The little girl said, “I am very nice. I have never hurt anyone. Please don’t eat me. There is a big difference between eating people and eating turkeys.”

“What difference, I should like to know?” says the old Mama-turkey. She was pretty mad.

“People are smart. Turkeys are not,” said the little girl.

“How dare you!” cried the old Mama-turkey. 

The poor little girl was so scared. She didn’t know what to say. All the little turkey chicks jumped up and down. The Mama-turkey flapped her wings. The Ghost Turkey spread his tail. “Eat her!” they cried.


Then, the Ghost Turkey spoke. He saw the girl was a little scared. “Dear friends,” he said to the Mama-turkey, and chick-chickledren, “Calm down. Perhaps you would say mean things if you were going to be eaten.”

And they all began to scream and to cry, “But we were eaten. We are nothing but turkey ghosts.”


But the Ghost Turkey could not calm them down. The turkeys acted like–turkeys. They were ridiculous. “Mama, can I have a drumstick?” said one little chick. “I want a wing, Ma!” (Though the little girl did not have any wings.)

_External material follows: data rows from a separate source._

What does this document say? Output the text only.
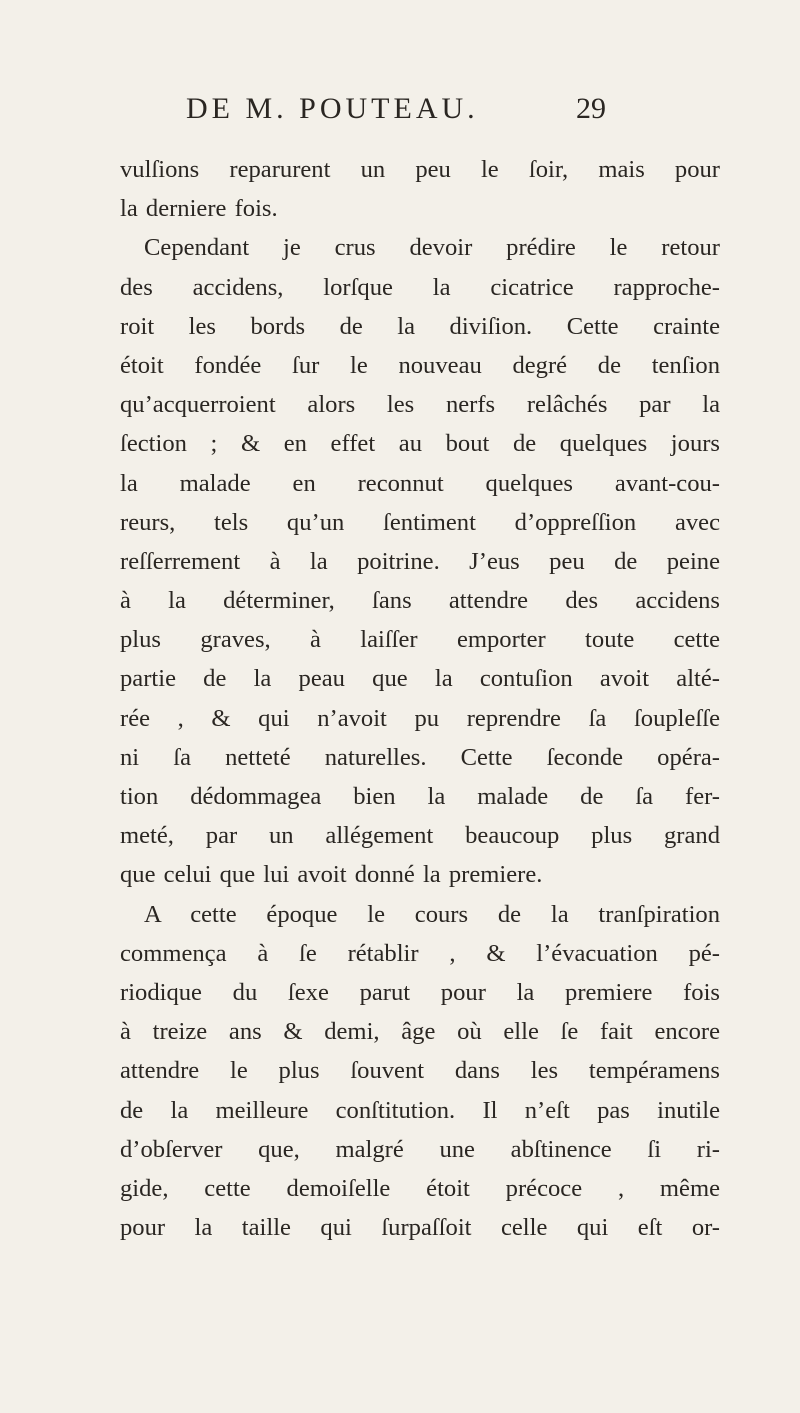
DE M. POUTEAU.	29
vulſions reparurent un peu le ſoir, mais pour
la derniere fois.
Cependant je crus devoir prédire le retour
des accidens, lorſque la cicatrice rapproche-
roit les bords de la diviſion. Cette crainte
étoit fondée ſur le nouveau degré de tenſion
qu’acquerroient alors les nerfs relâchés par la
ſection ; & en effet au bout de quelques jours
la malade en reconnut quelques avant-cou-
reurs, tels qu’un ſentiment d’oppreſſion avec
reſſerrement à la poitrine. J’eus peu de peine
à la déterminer, ſans attendre des accidens
plus graves, à laiſſer emporter toute cette
partie de la peau que la contuſion avoit alté-
rée , & qui n’avoit pu reprendre ſa ſoupleſſe
ni ſa netteté naturelles. Cette ſeconde opéra-
tion dédommagea bien la malade de ſa fer-
meté, par un allégement beaucoup plus grand
que celui que lui avoit donné la premiere.
A cette époque le cours de la tranſpiration
commença à ſe rétablir , & l’évacuation pé-
riodique du ſexe parut pour la premiere fois
à treize ans & demi, âge où elle ſe fait encore
attendre le plus ſouvent dans les tempéramens
de la meilleure conſtitution. Il n’eſt pas inutile
d’obſerver que, malgré une abſtinence ſi ri-
gide, cette demoiſelle étoit précoce , même
pour la taille qui ſurpaſſoit celle qui eſt or-
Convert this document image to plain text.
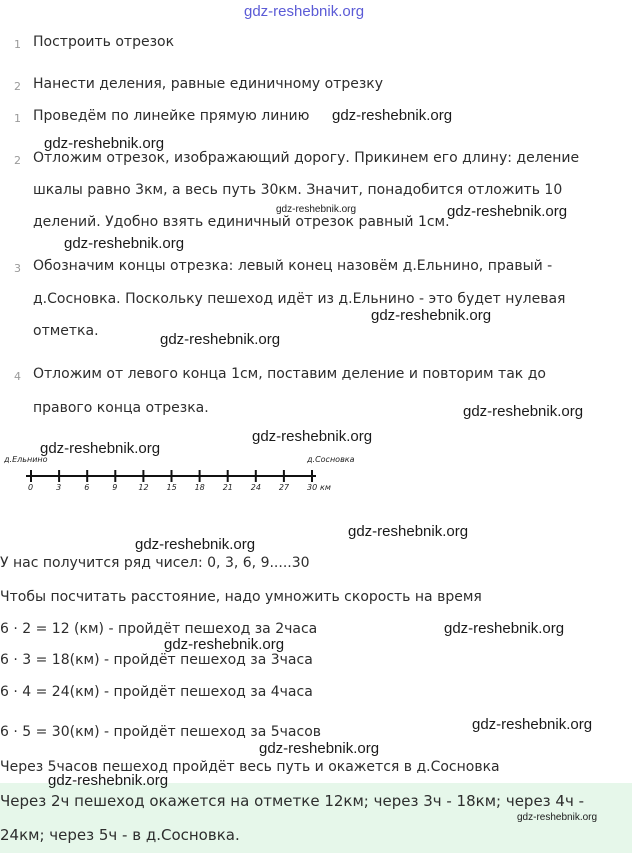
gdz-reshebnik.org
1 Построить отрезок
2 Нанести деления, равные единичному отрезку
1 Проведём по линейке прямую линию
2 Отложим отрезок, изображающий дорогу. Прикинем его длину: деление
шкалы равно 3км, а весь путь 30км. Значит, понадобится отложить 10
делений. Удобно взять единичный отрезок равный 1см.
3 Обозначим концы отрезка: левый конец назовём д.Ельнино, правый -
д.Сосновка. Поскольку пешеход идёт из д.Ельнино - это будет нулевая
отметка.
4 Отложим от левого конца 1см, поставим деление и повторим так до
правого конца отрезка.
д.Ельнино	д.Сосновка
0	3	6	9	12 15 18 21 24 27 30 км
У нас получится ряд чисел: 0, 3, 6, 9.....30
Чтобы посчитать расстояние, надо умножить скорость на время
6 · 2 = 12 (км) - пройдёт пешеход за 2часа
6 · 3 = 18(км) - пройдёт пешеход за 3часа
6 · 4 = 24(км) - пройдёт пешеход за 4часа
6 · 5 = 30(км) - пройдёт пешеход за 5часов
Через 5часов пешеход пройдёт весь путь и окажется в д.Сосновка
Через 2ч пешеход окажется на отметке 12км; через 3ч - 18км; через 4ч -
24км; через 5ч - в д.Сосновка.
gdz-reshebnik.org
gdz-reshebnik.org
gdz-reshebnik.org	gdz-reshebnik.org
gdz-reshebnik.org
gdz-reshebnik.org
gdz-reshebnik.org
gdz-reshebnik.org
gdz-reshebnik.org
gdz-reshebnik.org
gdz-reshebnik.org
gdz-reshebnik.org
gdz-reshebnik.org
gdz-reshebnik.org
gdz-reshebnik.org
gdz-reshebnik.org
gdz-reshebnik.org
gdz-reshebnik.org
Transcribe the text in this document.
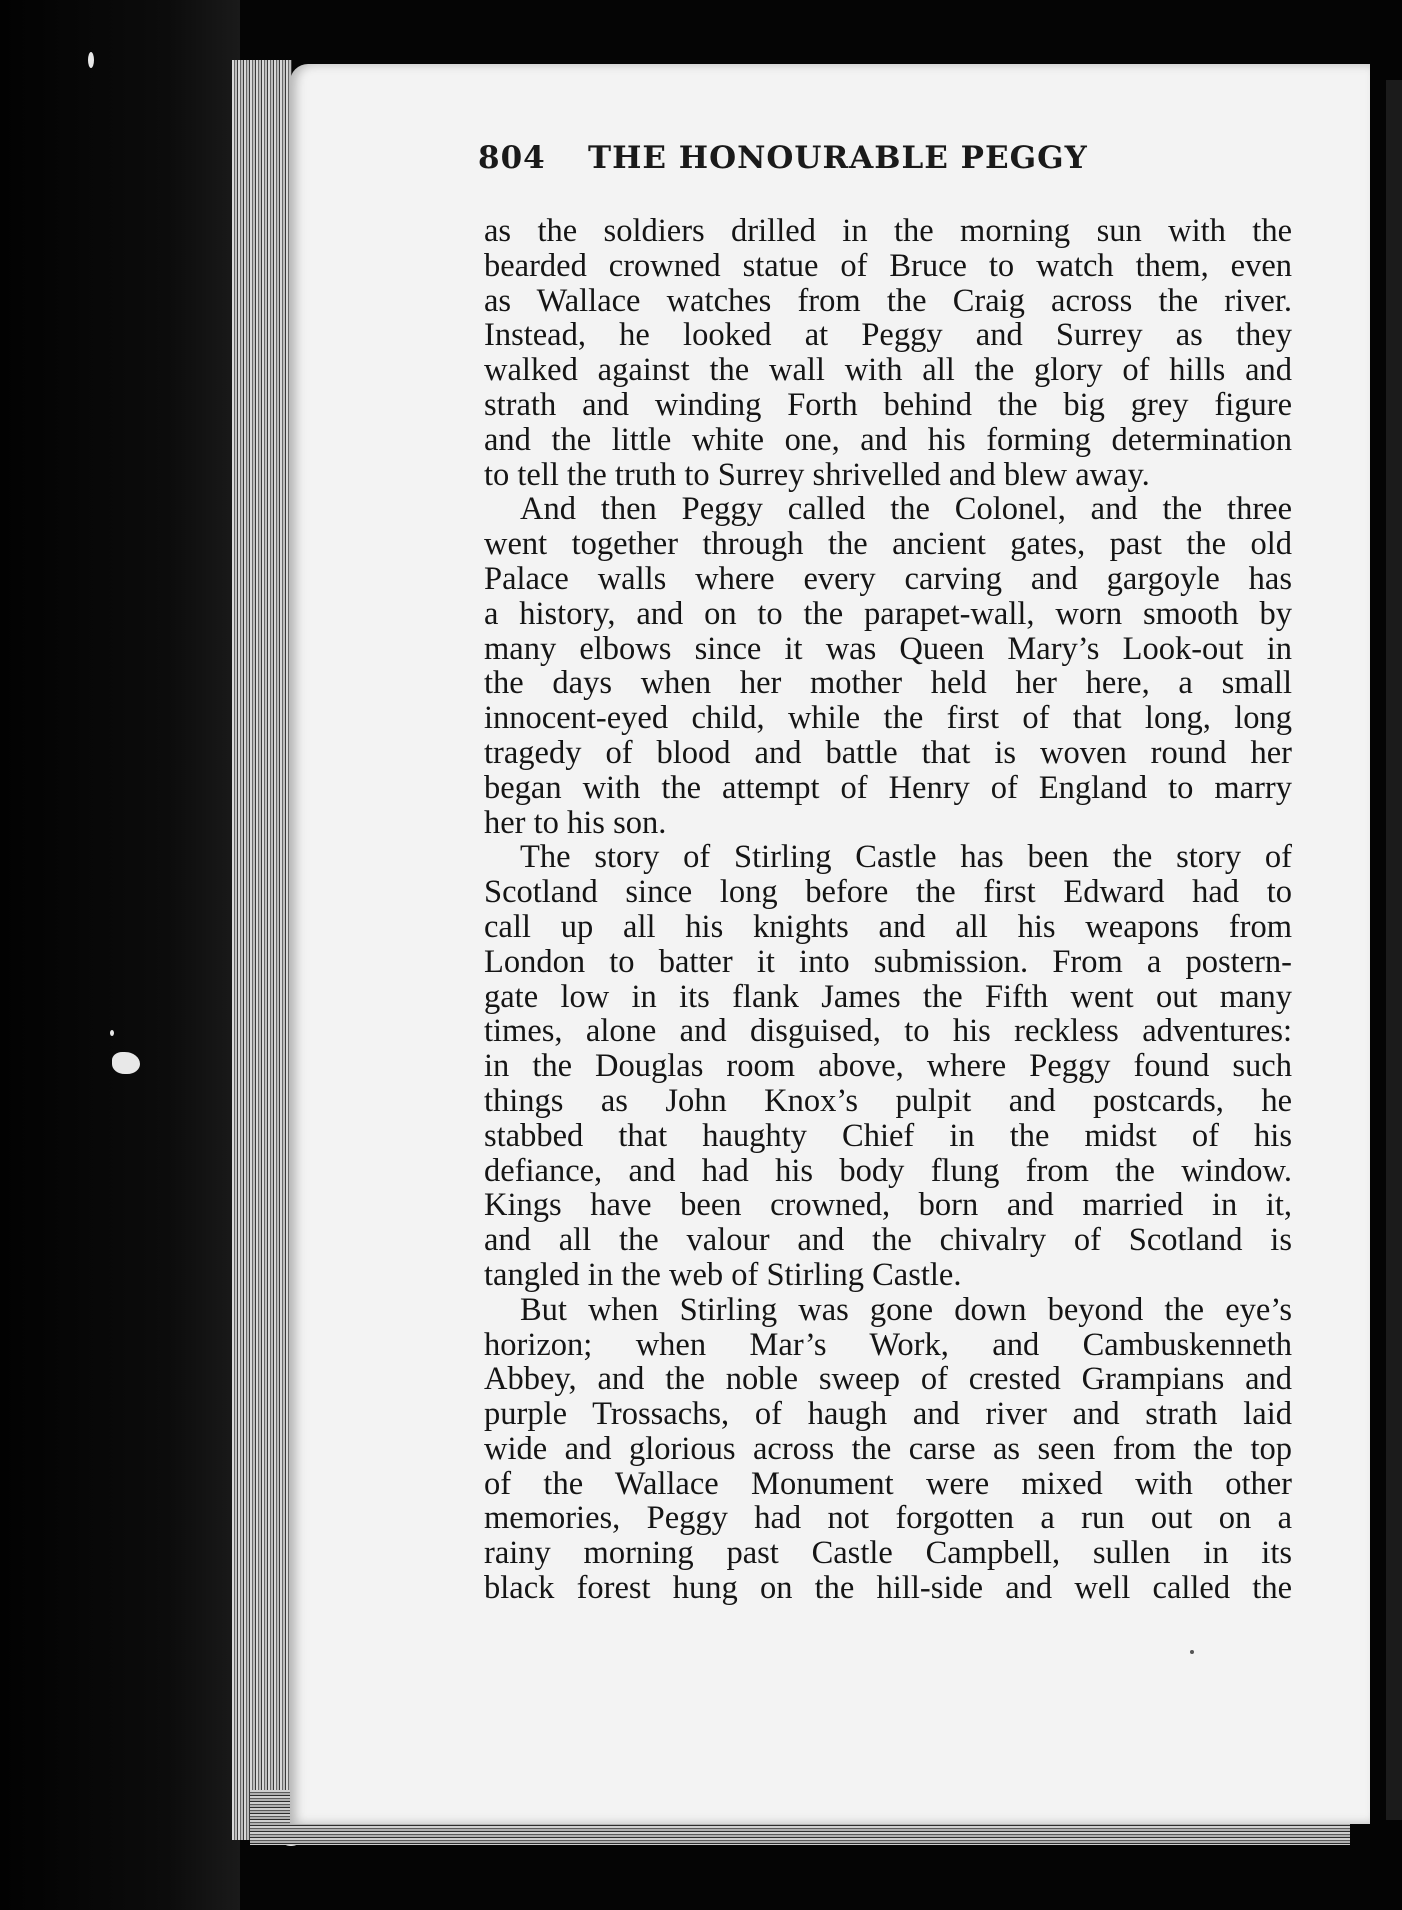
804 THE HONOURABLE PEGGY
as the soldiers drilled in the morning sun with the
bearded crowned statue of Bruce to watch them, even
as Wallace watches from the Craig across the river.
Instead, he looked at Peggy and Surrey as they
walked against the wall with all the glory of hills and
strath and winding Forth behind the big grey figure
and the little white one, and his forming determination
to tell the truth to Surrey shrivelled and blew away.
And then Peggy called the Colonel, and the three
went together through the ancient gates, past the old
Palace walls where every carving and gargoyle has
a history, and on to the parapet-wall, worn smooth by
many elbows since it was Queen Mary’s Look-out in
the days when her mother held her here, a small
innocent-eyed child, while the first of that long, long
tragedy of blood and battle that is woven round her
began with the attempt of Henry of England to marry
her to his son.
The story of Stirling Castle has been the story of
Scotland since long before the first Edward had to
call up all his knights and all his weapons from
London to batter it into submission. From a postern-
gate low in its flank James the Fifth went out many
times, alone and disguised, to his reckless adventures:
in the Douglas room above, where Peggy found such
things as John Knox’s pulpit and postcards, he
stabbed that haughty Chief in the midst of his
defiance, and had his body flung from the window.
Kings have been crowned, born and married in it,
and all the valour and the chivalry of Scotland is
tangled in the web of Stirling Castle.
But when Stirling was gone down beyond the eye’s
horizon; when Mar’s Work, and Cambuskenneth
Abbey, and the noble sweep of crested Grampians and
purple Trossachs, of haugh and river and strath laid
wide and glorious across the carse as seen from the top
of the Wallace Monument were mixed with other
memories, Peggy had not forgotten a run out on a
rainy morning past Castle Campbell, sullen in its
black forest hung on the hill-side and well called the
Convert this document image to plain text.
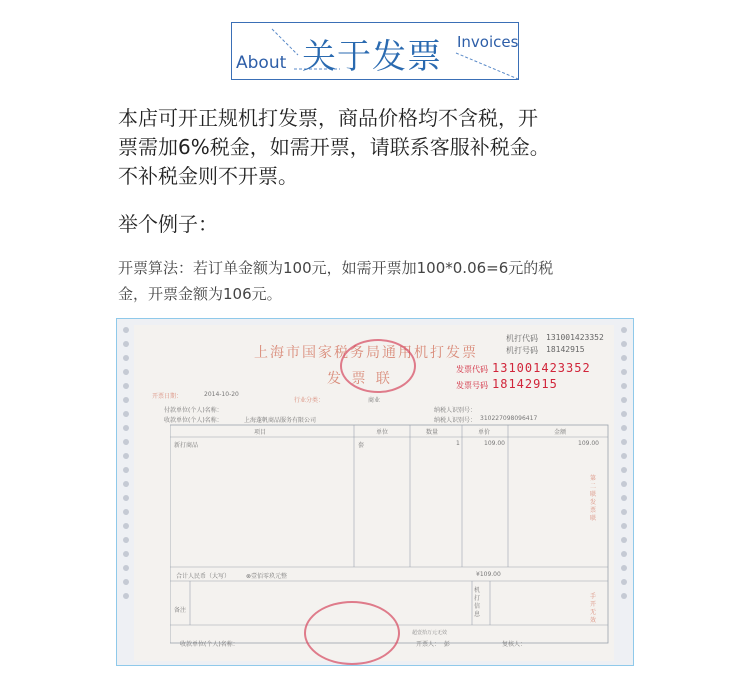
About 关于发票 Invoices
本店可开正规机打发票，商品价格均不含税，开
票需加6%税金，如需开票，请联系客服补税金。
不补税金则不开票。
举个例子：
开票算法：若订单金额为100元，如需开票加100*0.06=6元的税
金，开票金额为106元。
上海市国家税务局通用机打发票
发 票 联
机打代码 131001423352
机打号码 18142915
发票代码 131001423352
发票号码 18142915
开票日期：	2014-10-20
行业分类：	商业
付款单位(个人)名称：	纳税人识别号：
收款单位(个人)名称：	上海蓬帆商品服务有限公司	纳税人识别号： 310227098096417
项目	单位	数量	单价	金额
新打商品	套	1	109.00	109.00
合计人民币（大写）	⊗壹佰零玖元整	¥109.00
备注
机打信息
超壹拾万元无效
收款单位(个人)名称：	开票人： 彭	复核人：
第二联 发票联
手开无效
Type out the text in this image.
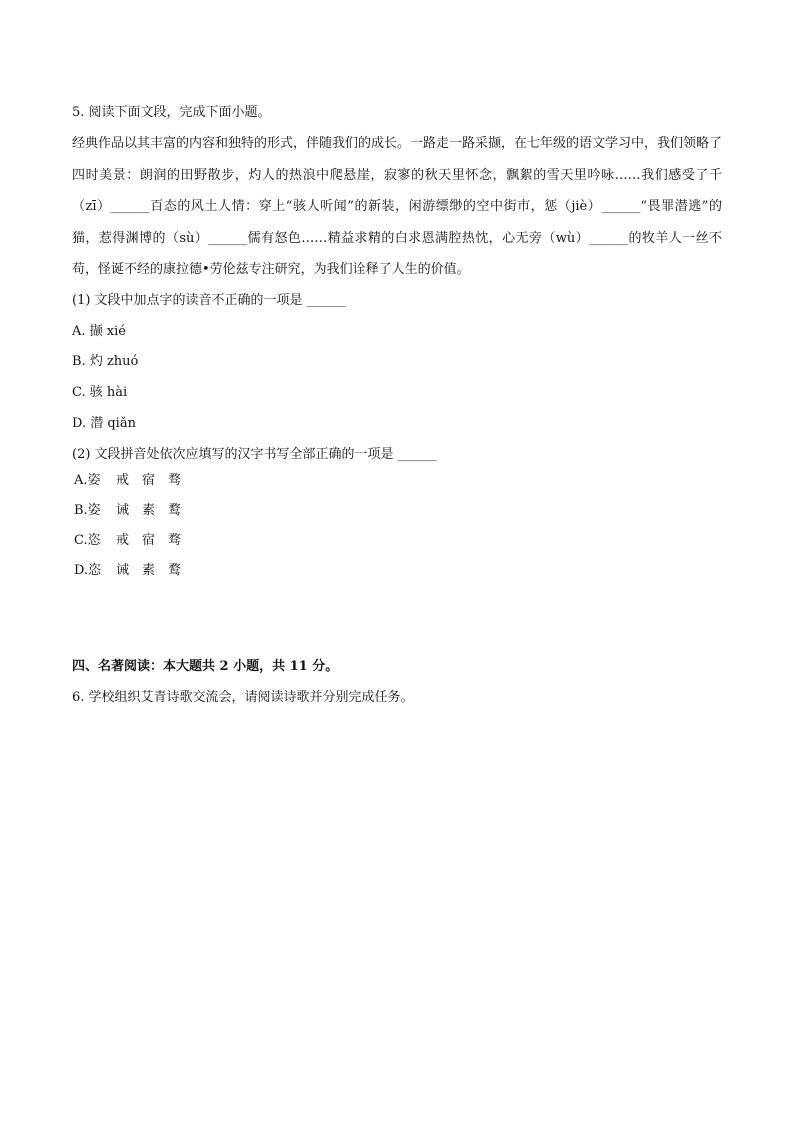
5. 阅读下面文段，完成下面小题。
经典作品以其丰富的内容和独特的形式，伴随我们的成长。一路走一路采撷，在七年级的语文学习中，我们领略了四时美景：朗润的田野散步，灼人的热浪中爬悬崖，寂寥的秋天里怀念，飘絮的雪天里吟咏……我们感受了千（zī）______百态的风土人情：穿上“骇人听闻”的新装，闲游缥缈的空中街市，惩（jiè）______“畏罪潜逃”的猫，惹得渊博的（sù）______儒有怒色……精益求精的白求恩满腔热忱，心无旁（wù）______的牧羊人一丝不苟，怪诞不经的康拉德•劳伦兹专注研究，为我们诠释了人生的价值。
(1) 文段中加点字的读音不正确的一项是 ______
A. 撷 xié
B. 灼 zhuó
C. 骇 hài
D. 潜 qiǎn
(2) 文段拼音处依次应填写的汉字书写全部正确的一项是 ______
A.姿 戒 宿 骛
B.姿 诫 素 鹜
C.恣 戒 宿 骛
D.恣 诫 素 鹜
四、名著阅读：本大题共 2 小题，共 11 分。
6. 学校组织艾青诗歌交流会，请阅读诗歌并分别完成任务。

“This is cruel,” said the little girl. “Yes, but people talked about it before they ate us,” said the Mama-turkey. 

“I did not,” said the little girl. “I promise.”

Well, First-Place Ghost Turkey tried to calm them again. But again, they acted like turkeys. “I am so sorry, my girl,” he said.

“I understand,” said the little girl, “But I think you should eat an adult to begin with. It’s sad to begin with a little girl. But please don’t eat my Mama.”

The little girl looked so sad. “Poor little one!” said Mama-turkey. 


The little turkey chicks began to wipe their eyes on the backs of their wings.

The little girl began to think they would not eat her. Then, she saw the Mama-turkey and the turkey chicks make a circle. They talked to each other. She couldn’t hear them. 

Then, the Ghost Turkey looked at the girl. He looked very serious. He said, “Do you promise? Do you promise you will not eat turkey?” 

The little girl said, “Yes, I promise.” She was very shaken from this experience. She would never eat turkeys. She would never eat any animal, any more. 

Then, the moon began to shine very bright. Soon it was the sun. The sunshine came through the window-curtains. Then, the little girl–” 

“Woke up!” shouted the little girl. “There now, papa, what did I tell you? I knew it was a dream all along.”